I don't know how long she'd been there, trying to push me off the altar. She was quite a sight to see, looking like a proper ghost instead of a little girl, with great streamers of light warping off her, being pulled toward this glowing starburst above where I was lying. Every time she reached out, her arms would thin out to light and be caught by the starburst, making it impossible for her to reach me.
But she kept trying, and mouthed words I could barely hear: "You have to move!"
The sight of her galvanised all the parts of me which weren't caught by whispers. Not to any rational, measured plan of action. No, my response could best be summed up as BAD LIGHT EATING LIRA! The amount of thought space I had left was definitely at Lolcat level. Which is probably why I decided that the important thing was to save the little girl who'd been dead for centuries.

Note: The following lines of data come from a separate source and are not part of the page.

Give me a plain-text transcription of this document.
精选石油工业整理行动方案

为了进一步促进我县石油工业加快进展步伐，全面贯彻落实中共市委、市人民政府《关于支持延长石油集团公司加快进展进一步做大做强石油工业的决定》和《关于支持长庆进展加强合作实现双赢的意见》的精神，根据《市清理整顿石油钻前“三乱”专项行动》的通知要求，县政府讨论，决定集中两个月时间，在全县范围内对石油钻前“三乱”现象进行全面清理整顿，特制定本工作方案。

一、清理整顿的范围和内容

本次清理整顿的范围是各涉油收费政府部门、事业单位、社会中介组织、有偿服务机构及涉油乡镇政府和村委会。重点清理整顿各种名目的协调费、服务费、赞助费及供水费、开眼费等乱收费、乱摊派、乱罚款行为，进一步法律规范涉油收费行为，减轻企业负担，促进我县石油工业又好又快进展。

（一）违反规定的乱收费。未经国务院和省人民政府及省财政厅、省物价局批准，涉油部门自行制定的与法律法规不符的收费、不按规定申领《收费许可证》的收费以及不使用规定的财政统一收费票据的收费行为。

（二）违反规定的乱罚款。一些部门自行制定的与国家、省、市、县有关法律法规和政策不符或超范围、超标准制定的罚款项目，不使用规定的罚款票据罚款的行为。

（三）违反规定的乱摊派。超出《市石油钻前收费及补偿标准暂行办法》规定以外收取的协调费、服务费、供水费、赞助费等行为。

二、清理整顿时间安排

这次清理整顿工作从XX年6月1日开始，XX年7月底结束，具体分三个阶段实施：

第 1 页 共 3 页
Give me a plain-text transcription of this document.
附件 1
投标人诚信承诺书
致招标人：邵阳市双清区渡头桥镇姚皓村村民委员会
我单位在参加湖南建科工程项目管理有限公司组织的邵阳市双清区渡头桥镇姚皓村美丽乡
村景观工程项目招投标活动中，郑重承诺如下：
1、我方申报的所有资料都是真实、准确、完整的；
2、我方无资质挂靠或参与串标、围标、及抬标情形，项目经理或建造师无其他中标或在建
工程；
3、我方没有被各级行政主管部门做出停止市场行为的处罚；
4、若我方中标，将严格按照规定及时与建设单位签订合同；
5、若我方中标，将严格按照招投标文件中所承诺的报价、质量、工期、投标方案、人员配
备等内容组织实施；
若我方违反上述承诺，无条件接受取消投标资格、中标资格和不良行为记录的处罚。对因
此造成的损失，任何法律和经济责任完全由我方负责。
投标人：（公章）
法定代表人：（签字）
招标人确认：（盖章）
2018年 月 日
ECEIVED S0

But it got me to move, to roll off the altar, trying to push her backward, looking for the quickest route away from the light. There was no door. That betrayal of expectation actually cleared my head a little, enough to realise that the burning sensation in my chest was at least in part because the air was really, really hot. Still focused on saving Lira, I grabbed her to me, and staggered drunkenly toward the corner of the room, trying to shield her from the light.